I haven't read this thesis, but I can imagine it's pretty useful.
It's presumably based on the simple realization that C is the de facto 
intermediate language for lots of higher-level language compilers.
Producing a good intermediate representation for these languages is
hard, and producing a new one entirely would fail to leverage on the
wide porting of C.  SAC is presumably a derivative of C that is both
easy for compilers to generate and that yields better optimizations
in the final code -- whether by rewriting the code and then reusing an 
existing C compiler, or by providing its own compiler, I don't know.
(The latter strategy is not useless -- since many compilers do
generate single-assignment C anyway, they could perhaps use SAC as a
switched-in back-end.)

> Bigwig (http://www.brics.dk/bigwig/) is Claus Braband's PhD effort at
> the University of Aarhus.
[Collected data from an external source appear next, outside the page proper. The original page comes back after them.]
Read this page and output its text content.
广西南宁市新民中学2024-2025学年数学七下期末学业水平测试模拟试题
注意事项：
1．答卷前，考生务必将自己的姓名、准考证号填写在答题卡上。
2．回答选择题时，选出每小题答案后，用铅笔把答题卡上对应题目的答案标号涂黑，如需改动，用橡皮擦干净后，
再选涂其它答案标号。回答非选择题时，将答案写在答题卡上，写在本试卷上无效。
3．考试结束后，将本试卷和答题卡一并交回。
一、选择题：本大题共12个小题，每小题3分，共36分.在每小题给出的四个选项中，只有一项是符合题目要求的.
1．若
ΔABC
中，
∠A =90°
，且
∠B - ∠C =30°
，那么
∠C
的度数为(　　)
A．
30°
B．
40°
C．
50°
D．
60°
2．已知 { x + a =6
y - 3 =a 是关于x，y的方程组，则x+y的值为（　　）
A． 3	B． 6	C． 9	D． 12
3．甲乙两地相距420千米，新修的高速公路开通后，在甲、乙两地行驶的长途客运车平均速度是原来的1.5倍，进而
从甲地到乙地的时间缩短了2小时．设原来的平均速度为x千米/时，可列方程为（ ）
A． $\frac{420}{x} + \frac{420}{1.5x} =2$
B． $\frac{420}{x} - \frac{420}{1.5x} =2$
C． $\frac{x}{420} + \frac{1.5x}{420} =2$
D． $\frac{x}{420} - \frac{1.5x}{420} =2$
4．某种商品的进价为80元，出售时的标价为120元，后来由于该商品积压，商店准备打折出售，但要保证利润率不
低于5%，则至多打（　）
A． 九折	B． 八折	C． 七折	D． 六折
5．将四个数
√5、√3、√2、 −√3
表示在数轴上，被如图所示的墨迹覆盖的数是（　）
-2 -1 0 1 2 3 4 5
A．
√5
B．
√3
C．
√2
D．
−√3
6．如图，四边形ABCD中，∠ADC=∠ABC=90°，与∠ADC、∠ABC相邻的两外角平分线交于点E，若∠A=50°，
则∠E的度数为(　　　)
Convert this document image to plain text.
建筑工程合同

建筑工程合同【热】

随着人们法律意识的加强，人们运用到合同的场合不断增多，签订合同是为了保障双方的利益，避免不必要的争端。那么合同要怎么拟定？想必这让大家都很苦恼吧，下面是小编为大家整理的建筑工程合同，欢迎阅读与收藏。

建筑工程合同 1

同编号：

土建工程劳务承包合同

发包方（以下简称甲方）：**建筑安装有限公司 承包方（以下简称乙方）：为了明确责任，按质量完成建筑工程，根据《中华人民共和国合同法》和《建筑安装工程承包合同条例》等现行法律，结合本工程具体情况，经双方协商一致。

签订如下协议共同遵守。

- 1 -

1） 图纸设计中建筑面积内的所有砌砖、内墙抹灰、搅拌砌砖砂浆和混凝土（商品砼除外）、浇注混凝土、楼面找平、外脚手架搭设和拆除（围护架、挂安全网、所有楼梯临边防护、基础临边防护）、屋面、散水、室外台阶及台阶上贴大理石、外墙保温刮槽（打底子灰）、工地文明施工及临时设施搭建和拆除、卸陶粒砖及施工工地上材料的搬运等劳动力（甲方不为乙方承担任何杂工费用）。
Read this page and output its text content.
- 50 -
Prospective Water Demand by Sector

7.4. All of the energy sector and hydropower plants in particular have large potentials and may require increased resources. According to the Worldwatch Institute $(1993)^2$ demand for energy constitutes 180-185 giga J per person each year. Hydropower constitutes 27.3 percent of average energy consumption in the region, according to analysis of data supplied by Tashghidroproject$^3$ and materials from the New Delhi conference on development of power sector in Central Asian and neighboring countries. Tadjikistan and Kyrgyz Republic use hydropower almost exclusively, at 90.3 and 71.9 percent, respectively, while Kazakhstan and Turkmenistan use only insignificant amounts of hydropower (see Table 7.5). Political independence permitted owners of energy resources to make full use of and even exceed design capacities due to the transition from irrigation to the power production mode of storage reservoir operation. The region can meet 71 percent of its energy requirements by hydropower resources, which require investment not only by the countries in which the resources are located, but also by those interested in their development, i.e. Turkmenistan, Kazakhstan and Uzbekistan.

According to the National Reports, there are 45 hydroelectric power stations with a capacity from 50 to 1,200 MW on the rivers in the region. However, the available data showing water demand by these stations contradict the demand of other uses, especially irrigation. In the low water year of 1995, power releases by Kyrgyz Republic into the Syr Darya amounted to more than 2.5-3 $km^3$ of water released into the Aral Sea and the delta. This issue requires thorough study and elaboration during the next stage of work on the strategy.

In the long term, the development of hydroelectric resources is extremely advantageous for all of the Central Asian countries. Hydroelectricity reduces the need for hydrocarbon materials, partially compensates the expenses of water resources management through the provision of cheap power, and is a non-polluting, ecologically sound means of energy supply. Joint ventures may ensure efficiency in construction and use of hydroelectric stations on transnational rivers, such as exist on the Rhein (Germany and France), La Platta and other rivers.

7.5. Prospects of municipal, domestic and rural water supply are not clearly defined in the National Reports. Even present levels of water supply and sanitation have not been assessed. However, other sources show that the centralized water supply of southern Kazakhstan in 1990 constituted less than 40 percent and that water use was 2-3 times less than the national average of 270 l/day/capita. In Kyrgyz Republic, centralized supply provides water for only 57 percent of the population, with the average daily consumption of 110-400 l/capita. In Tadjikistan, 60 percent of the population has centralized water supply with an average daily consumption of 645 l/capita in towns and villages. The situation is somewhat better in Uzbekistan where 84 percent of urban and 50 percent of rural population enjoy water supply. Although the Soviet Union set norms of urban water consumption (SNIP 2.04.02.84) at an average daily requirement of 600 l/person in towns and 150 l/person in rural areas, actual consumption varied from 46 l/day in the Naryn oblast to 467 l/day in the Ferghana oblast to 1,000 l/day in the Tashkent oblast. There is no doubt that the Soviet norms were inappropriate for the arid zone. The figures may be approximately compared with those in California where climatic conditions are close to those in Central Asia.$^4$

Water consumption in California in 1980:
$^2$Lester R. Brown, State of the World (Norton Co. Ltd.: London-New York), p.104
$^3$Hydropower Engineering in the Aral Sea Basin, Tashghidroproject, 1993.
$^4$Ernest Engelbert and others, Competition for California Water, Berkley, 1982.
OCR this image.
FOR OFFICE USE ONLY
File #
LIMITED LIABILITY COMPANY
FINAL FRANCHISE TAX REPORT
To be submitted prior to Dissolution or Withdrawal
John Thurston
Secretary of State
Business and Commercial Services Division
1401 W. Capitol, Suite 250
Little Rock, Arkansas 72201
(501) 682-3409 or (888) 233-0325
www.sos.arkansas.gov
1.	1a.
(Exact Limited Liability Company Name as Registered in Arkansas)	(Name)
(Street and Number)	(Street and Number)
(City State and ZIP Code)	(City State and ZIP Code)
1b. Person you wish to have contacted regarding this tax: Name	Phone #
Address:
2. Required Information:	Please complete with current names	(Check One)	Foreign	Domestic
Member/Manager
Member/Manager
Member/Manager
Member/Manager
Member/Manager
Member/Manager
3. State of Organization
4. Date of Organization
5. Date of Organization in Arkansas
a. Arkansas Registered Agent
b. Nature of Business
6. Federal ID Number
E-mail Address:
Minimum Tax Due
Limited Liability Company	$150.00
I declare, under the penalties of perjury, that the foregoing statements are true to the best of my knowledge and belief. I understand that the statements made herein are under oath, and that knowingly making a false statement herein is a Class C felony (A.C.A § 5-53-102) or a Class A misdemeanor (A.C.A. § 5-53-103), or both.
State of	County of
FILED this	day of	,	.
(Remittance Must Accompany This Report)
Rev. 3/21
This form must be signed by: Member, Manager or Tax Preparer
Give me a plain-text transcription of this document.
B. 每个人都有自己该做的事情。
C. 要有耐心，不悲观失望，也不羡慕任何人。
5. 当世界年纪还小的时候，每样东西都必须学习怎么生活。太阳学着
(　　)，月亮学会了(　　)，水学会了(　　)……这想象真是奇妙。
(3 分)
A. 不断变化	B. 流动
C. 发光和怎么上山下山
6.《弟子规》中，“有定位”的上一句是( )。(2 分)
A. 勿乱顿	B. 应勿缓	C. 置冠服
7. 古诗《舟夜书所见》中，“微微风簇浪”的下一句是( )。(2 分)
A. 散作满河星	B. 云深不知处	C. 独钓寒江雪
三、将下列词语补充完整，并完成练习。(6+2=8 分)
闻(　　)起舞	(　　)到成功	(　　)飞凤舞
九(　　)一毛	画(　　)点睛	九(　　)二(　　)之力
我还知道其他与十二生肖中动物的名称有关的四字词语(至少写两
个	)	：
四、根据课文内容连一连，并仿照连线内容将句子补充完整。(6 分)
He's not written up yet.

So why are we flaming him already?

Anyway, Bigwig is a pretty nice idea: building a type system that
guarantees the validity of your documents.  That's the big idea -- the
rest of it is the usual sessions and other stuff that we all provide.
But that big idea is hard to incorporate into ad hoc languages.

> Popping over the pond and briefly cheating, Borneo was a Master's project
> for Joseph Darcy at Berkeley.

First I've seen of it, and it looks pretty good.  This actually looks
like the kind of project you should least object to.  He's not
building a new language; he's working conservatively within the
confines of Java for the most part.  Berkeley has a long history of
fixing broken floating point standards -- a pretty important problem
for many people, especially those who do scientific computation.  I
believe Guy Steele spoke last year about fixing Java's FP.  If Guy's
reading this thread, perhaps he could comment on Borneo.  (Given that
Darcy moved to Sun, he may have had some influence on this.)

> Oh, and of course SELF was Craig Chambers' thesis:
> http://www.sunlabs.com/research/self/papers/chambers-thesis/thesis.ps.Z

No, SELF was invented before Chambers's thesis.  And the contributions 
from the SELF project are, as others have pointed out, all over JITs.